Re: [rcu_sched stall] regression/miss-config ?

From: santosh.shilimkar@xxxxxxxxxx
Date: Tue May 17 2016 - 09:46:48 EST


On 5/16/16 5:58 PM, Paul E. McKenney wrote:
On Mon, May 16, 2016 at 12:49:41PM -0700, Santosh Shilimkar wrote:
On 5/16/2016 10:34 AM, Paul E. McKenney wrote:
On Mon, May 16, 2016 at 09:33:57AM -0700, Santosh Shilimkar wrote:

[...]

Are you running CONFIG_NO_HZ_FULL=y? If so, the problem might be that
you need more housekeeping CPUs than you currently have configured.

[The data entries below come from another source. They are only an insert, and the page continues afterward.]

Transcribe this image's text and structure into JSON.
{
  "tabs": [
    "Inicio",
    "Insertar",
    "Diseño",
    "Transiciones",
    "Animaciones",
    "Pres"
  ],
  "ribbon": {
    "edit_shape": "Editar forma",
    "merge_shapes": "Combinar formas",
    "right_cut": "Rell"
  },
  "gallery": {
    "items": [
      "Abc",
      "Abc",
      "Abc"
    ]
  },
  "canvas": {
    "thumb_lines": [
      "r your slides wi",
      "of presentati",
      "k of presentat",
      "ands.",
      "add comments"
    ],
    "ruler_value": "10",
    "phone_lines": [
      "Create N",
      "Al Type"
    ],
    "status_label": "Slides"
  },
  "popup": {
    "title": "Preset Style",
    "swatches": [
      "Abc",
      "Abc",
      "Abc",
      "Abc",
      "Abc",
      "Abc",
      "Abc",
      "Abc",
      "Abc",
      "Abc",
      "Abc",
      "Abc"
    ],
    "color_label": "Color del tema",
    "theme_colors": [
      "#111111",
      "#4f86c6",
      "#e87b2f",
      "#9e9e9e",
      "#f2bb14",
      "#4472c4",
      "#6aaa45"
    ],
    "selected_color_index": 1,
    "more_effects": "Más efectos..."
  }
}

Yes, CONFIG_NO_HZ_FULL=y. Do you mean "CONFIG_NO_HZ_FULL_ALL=y" for
book keeping. Seems like without that clock-event code will just use
CPU0 for things like broadcasting which might become bottleneck.
This could explain connect the hrtimer_interrupt() path getting slowed
down because of book keeping bottleneck.

$cat .config | grep NO_HZ
CONFIG_NO_HZ_COMMON=y
# CONFIG_NO_HZ_IDLE is not set
CONFIG_NO_HZ_FULL=y
# CONFIG_NO_HZ_FULL_ALL is not set
# CONFIG_NO_HZ_FULL_SYSIDLE is not set
CONFIG_NO_HZ=y
# CONFIG_RCU_FAST_NO_HZ is not set

Yes, CONFIG_NO_HZ_FULL_ALL=y would give you only one CPU for all
housekeeping tasks, including the RCU grace-period kthreads. So you are
booting without any nohz_full boot parameter? You can end up with the
same problem with CONFIG_NO_HZ_FULL=y and the nohz_full boot parameter
that you can with CONFIG_NO_HZ_FULL_ALL=y.

I see. Yes, the systems are booting without nohz_full boot parameter.
Will try to add more CPUs to it & update the thread
after the verification since it takes time to reproduce the issue.

Thanks for discussion so far Paul. Its very insightful for me.